The picture of Adam and Paula was taken in 2013 for the RNLI as part of a photo shoot that was published in the Lifeboat magazine featuring volunteers and the different walks of life from across the UK and Ireland and the Channel Islands. I am not sure Adam wants me to share this, but on their wedding day the ‘car’ for Paula was the spare RNLI boat, crewed by volunteer and full-time crew who gave their time to deliver her to the party boat for the service. Adam did say that sadly neither of them able to volunteer now.

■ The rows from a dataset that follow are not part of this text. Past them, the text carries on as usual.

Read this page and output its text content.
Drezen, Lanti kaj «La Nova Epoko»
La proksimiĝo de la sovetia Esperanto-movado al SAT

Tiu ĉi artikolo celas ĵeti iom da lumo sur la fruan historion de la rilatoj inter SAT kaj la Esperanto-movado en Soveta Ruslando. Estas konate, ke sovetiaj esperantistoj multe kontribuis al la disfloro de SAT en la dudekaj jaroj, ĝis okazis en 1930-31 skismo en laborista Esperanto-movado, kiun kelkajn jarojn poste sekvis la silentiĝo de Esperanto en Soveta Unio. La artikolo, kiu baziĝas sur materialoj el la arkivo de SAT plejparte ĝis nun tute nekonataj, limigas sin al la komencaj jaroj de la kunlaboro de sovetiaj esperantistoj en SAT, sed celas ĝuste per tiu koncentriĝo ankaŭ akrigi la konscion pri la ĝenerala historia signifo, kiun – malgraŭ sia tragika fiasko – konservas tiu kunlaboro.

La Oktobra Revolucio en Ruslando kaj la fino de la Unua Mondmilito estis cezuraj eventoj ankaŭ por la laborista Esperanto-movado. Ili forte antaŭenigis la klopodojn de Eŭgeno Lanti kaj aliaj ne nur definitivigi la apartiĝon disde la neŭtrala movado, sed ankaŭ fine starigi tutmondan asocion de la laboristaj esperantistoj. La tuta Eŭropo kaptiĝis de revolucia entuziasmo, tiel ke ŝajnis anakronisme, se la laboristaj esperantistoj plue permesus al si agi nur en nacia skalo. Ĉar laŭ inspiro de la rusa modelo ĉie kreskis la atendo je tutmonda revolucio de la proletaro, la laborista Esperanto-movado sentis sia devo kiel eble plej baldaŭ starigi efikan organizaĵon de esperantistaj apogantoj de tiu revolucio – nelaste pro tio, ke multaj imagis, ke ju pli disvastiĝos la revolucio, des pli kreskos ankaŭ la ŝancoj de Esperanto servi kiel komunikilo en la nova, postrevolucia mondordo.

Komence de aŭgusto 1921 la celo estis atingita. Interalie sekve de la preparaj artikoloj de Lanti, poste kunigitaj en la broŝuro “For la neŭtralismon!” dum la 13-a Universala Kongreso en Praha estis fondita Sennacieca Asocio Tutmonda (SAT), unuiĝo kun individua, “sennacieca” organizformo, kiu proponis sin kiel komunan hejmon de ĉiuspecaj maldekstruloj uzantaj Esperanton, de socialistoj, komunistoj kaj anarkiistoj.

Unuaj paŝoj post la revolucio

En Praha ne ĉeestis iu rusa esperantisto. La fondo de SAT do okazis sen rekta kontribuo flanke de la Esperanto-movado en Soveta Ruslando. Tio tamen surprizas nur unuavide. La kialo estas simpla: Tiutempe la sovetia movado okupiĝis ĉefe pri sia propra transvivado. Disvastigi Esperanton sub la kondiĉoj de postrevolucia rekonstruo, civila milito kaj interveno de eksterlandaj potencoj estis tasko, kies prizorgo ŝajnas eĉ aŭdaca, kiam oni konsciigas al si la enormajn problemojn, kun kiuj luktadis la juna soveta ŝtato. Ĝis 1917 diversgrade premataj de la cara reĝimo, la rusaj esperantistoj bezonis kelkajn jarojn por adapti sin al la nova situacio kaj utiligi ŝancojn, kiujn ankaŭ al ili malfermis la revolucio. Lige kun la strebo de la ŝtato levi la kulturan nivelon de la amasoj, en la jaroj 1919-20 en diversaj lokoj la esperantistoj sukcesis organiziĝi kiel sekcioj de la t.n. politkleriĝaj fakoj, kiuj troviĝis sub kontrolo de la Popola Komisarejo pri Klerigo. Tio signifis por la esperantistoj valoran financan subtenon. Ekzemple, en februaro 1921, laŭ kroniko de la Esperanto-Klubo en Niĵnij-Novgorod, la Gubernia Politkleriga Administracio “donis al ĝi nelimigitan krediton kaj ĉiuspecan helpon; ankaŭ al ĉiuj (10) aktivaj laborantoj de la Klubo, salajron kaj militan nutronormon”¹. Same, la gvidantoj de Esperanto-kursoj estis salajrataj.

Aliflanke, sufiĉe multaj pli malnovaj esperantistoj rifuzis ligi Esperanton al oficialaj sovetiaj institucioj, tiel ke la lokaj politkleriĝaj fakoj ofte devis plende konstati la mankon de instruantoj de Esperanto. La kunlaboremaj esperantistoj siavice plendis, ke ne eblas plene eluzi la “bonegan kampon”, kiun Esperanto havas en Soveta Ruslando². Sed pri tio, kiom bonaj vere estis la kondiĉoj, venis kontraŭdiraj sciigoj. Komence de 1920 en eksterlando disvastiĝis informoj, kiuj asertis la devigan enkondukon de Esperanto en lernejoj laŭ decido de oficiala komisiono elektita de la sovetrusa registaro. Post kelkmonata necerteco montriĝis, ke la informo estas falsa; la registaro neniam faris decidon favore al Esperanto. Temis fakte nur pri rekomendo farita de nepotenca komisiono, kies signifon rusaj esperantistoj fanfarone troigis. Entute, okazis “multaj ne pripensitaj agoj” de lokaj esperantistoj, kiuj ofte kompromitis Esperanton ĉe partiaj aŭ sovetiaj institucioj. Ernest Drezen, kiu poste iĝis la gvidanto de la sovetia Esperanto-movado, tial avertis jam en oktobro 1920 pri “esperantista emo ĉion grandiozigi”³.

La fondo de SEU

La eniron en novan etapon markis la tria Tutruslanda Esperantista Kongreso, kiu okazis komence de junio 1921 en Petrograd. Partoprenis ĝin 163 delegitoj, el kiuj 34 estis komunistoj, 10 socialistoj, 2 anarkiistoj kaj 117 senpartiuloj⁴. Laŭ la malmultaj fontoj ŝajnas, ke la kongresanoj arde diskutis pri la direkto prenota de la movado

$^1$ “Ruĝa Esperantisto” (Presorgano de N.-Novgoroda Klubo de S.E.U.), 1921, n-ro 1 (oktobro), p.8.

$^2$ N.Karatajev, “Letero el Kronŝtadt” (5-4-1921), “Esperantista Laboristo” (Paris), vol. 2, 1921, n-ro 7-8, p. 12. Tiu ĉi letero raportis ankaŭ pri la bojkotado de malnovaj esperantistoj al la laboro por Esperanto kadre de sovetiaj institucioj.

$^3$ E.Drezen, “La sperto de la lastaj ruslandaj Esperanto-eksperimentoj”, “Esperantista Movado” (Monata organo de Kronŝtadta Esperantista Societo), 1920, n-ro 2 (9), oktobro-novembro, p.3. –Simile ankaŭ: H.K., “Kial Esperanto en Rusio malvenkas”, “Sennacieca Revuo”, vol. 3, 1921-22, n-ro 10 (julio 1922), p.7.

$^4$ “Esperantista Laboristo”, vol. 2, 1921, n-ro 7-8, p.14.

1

In a very different way of working with the RNLI, BU academics currently are involved in a collaborative research project with RNLI to prevent the drowning of toddlers under the age of two in rural Bangladesh. This project called Sonamoni. BU is leading this interdisciplinary study of nearly £1.7 million funded by the UK National Institute for Health and Care Research (NIHR).
This interdisciplinary project is a collaboration of BU’s Centre for Midwifery & Women’s Health (CMWH), BU’s Department in Accounting, Finance & Economics and Department of Design & Engineering, and external partners, namely the University of the West of England, the University of Southampton, the Poole-based RNLI and in Bangladesh the research organisation CIPRB (Centre for Injury Prevention and Research, Bangladesh), and in Uganda Design Without Borders (DWB). The Bournemouth University team comprises staff from three faculties: Dr. Mavis Bengtsson, Dr. Kyungjoo Cha, Dr. Mehdi Chowdhury, Dr. Yong Hun Lim, Mr. John Powell, and Prof. Edwin van Teijlingen, and one PhD student Mr. Md. Shafkat Hossain.